Is Bing Better than Google in Only Three Ways?

December 4, 2009

VenturedBeat caught my attention with its story “3 ways Bing is ahead of Google.” Whoa, Nelly! I thought Bing.com had to be ahead of Google in just one way: online revenue. Not the pay to use, not the faux UX, and not the me-too approach to Web search. Yep, revenue. The Google has revenue because it has traffic, and it has advertisers and partners who want to tap into that traffic to make sales, get leads, or build brand. VentureBeat does not agree; to wit:

Google is groping its way toward this same change in what its audience wants, but you can almost feel the intellectual hesitation. I have to admit, I’m not sure I want Google to become more like Bing. I’d rather have my choice. But Bing hasn’t grabbed one-tenth of the world’s search engine traffic in just a few months by luck, or by advertising. They did it by figuring out correctly what people actually want.

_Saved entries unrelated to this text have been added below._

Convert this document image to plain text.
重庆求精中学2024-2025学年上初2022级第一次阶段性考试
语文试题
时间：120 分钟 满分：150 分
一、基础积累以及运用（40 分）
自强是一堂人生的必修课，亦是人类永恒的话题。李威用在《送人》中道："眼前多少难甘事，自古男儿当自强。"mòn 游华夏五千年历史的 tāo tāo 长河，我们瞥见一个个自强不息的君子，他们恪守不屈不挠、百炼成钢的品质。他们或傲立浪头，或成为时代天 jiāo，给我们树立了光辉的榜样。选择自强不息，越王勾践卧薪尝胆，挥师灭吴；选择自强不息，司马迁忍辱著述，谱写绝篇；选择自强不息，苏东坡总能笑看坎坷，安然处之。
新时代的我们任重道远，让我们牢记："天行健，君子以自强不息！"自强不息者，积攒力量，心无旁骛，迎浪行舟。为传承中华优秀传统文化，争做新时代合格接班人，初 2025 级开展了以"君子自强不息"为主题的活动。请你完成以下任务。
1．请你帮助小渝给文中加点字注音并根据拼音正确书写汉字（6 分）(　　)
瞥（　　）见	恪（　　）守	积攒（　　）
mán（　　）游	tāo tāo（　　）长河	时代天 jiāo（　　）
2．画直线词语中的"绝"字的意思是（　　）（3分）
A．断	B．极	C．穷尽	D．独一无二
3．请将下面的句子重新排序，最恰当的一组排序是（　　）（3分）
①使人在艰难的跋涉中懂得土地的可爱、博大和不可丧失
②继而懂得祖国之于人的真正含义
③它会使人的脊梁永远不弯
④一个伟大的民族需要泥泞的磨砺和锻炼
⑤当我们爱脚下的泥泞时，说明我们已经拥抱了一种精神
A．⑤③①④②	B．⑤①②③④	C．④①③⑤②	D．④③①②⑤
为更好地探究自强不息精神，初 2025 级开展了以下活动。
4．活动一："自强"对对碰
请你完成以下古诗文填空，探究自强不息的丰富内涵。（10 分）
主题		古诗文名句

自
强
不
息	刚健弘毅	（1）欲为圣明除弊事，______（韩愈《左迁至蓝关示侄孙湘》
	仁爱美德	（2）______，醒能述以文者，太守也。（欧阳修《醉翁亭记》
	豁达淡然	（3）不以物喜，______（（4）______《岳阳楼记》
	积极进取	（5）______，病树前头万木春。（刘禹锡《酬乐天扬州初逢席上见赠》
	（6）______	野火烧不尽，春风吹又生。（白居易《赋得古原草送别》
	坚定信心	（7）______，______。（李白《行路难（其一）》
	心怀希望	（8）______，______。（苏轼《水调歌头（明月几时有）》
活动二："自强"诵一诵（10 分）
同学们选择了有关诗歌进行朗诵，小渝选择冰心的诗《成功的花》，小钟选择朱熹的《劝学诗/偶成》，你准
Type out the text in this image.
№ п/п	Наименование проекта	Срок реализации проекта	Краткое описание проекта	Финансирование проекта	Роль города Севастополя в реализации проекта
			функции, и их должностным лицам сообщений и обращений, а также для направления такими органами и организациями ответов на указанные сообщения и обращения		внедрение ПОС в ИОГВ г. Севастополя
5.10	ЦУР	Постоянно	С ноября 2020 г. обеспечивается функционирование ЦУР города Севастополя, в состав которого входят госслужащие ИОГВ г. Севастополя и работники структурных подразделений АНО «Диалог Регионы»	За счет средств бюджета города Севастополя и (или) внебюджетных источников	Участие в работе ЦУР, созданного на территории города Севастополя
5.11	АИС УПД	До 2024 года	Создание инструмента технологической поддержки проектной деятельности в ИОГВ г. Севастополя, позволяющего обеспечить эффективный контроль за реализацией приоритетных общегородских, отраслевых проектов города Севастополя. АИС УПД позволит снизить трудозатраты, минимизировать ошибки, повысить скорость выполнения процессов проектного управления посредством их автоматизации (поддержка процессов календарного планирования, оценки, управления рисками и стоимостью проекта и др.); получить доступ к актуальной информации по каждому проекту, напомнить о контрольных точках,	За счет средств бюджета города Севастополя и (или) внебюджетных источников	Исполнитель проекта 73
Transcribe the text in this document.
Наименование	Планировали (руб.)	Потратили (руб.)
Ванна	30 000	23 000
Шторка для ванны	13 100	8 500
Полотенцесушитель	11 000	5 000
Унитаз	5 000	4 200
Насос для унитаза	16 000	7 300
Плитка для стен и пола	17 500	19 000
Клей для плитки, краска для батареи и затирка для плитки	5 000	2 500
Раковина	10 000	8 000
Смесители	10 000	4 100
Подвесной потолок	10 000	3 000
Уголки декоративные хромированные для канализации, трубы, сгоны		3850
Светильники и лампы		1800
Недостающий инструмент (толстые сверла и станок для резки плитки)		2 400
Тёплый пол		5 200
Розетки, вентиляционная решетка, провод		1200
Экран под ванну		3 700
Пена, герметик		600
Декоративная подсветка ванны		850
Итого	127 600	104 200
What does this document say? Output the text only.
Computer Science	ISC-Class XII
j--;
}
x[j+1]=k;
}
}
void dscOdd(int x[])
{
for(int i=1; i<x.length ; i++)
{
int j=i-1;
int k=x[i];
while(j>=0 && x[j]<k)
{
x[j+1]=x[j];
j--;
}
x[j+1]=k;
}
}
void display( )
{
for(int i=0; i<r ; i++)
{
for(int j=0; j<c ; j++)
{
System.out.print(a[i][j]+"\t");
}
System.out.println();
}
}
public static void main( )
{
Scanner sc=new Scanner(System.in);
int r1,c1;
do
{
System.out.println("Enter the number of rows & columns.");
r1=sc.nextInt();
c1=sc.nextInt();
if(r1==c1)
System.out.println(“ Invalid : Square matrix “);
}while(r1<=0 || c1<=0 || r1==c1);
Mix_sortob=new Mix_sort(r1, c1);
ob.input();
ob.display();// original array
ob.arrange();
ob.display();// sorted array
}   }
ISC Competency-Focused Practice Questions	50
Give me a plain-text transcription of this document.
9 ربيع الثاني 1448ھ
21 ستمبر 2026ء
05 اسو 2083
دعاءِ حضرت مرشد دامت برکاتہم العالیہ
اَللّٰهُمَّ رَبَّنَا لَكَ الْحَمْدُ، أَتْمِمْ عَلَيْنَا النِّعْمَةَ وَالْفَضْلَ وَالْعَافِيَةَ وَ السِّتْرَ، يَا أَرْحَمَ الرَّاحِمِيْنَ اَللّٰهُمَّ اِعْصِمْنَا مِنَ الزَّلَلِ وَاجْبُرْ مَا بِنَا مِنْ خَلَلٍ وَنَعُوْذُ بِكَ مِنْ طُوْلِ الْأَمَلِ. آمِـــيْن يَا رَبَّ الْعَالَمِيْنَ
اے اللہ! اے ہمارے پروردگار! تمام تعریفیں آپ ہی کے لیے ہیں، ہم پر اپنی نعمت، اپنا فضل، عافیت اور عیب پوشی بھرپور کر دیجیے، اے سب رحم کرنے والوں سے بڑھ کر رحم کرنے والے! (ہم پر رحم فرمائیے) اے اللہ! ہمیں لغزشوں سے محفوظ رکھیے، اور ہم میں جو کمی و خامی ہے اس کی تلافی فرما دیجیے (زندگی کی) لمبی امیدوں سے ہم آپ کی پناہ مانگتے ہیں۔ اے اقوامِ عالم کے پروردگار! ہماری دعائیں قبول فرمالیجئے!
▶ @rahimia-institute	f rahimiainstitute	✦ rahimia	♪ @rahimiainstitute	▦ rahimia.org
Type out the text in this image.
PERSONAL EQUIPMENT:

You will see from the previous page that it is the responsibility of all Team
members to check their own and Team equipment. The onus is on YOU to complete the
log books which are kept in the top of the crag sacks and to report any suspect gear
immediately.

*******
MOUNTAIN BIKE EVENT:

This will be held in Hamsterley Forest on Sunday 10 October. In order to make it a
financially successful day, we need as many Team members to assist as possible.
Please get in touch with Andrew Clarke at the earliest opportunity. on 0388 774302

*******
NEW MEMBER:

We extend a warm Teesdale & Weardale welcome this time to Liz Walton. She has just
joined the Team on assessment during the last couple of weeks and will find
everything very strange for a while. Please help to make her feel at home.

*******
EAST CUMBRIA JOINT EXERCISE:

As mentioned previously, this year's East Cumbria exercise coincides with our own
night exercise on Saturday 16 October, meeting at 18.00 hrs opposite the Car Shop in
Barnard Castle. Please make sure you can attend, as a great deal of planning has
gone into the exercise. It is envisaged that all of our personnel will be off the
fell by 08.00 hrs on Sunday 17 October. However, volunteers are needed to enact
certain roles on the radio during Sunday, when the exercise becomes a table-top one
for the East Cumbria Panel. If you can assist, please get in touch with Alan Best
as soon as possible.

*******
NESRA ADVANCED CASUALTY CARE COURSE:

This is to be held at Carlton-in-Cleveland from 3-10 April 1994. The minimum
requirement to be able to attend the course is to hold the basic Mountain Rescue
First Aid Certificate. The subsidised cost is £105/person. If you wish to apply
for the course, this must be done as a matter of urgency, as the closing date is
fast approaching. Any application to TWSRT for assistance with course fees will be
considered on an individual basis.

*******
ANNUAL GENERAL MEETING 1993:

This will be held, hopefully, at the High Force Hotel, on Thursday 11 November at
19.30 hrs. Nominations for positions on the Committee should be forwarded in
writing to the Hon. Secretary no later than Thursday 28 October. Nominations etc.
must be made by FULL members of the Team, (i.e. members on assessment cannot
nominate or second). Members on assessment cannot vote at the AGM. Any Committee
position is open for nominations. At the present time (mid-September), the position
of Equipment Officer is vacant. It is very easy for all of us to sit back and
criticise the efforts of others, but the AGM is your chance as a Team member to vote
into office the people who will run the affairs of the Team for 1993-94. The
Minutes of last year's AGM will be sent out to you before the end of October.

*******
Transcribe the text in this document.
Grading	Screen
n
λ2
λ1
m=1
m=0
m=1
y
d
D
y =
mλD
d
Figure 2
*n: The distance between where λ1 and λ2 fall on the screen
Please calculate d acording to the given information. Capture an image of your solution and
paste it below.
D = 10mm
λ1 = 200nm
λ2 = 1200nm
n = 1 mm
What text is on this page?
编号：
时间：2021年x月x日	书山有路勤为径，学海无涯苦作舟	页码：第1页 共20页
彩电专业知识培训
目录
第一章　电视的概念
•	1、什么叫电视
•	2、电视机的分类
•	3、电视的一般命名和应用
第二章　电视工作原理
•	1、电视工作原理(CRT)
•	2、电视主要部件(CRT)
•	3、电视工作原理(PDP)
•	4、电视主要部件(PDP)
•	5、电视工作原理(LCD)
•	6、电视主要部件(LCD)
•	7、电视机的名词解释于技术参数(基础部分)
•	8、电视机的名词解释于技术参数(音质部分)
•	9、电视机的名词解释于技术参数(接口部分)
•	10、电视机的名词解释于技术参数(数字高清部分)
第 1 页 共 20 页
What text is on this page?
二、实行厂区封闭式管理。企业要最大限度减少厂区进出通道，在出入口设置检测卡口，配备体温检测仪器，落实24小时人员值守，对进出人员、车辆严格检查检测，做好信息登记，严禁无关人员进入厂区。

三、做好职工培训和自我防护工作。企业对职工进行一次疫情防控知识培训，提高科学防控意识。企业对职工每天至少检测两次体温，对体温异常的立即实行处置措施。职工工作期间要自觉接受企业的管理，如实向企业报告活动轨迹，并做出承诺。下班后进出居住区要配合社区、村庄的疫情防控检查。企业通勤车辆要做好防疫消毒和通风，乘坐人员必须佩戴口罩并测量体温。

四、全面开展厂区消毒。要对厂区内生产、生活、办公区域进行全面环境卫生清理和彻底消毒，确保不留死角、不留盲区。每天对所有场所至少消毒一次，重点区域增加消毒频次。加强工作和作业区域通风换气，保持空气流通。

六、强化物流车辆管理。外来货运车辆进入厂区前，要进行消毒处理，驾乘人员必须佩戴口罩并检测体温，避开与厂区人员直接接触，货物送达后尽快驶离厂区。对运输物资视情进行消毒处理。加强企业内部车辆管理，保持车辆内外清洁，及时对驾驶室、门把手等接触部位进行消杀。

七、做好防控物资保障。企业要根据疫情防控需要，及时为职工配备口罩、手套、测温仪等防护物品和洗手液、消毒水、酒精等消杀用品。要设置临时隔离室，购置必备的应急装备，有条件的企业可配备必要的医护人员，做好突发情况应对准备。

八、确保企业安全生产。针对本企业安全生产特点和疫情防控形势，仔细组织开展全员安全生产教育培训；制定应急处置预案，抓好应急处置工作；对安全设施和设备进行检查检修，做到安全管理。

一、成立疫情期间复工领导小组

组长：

I am no VC and not an MBA. Heck, I am an addled goose. But even I can see that Microsoft needs to beat Google in just one way—online revenue. Of course, that requires traffic, the ability to scale quickly and economically, and infrastructure that can handle various fancy math operations.

So Microsoft’s three better components have to add up to one real metric—revenue. The other stuff does not matter.

Stephen Arnold, December 4, 2009

I wish to disclose to the National Institute of Standards and Technology that I was not paid to simplify three small components into one big factored element. This earned me zero, which is darn close to the eight percent market share of a certain Web search system. Metrics are good.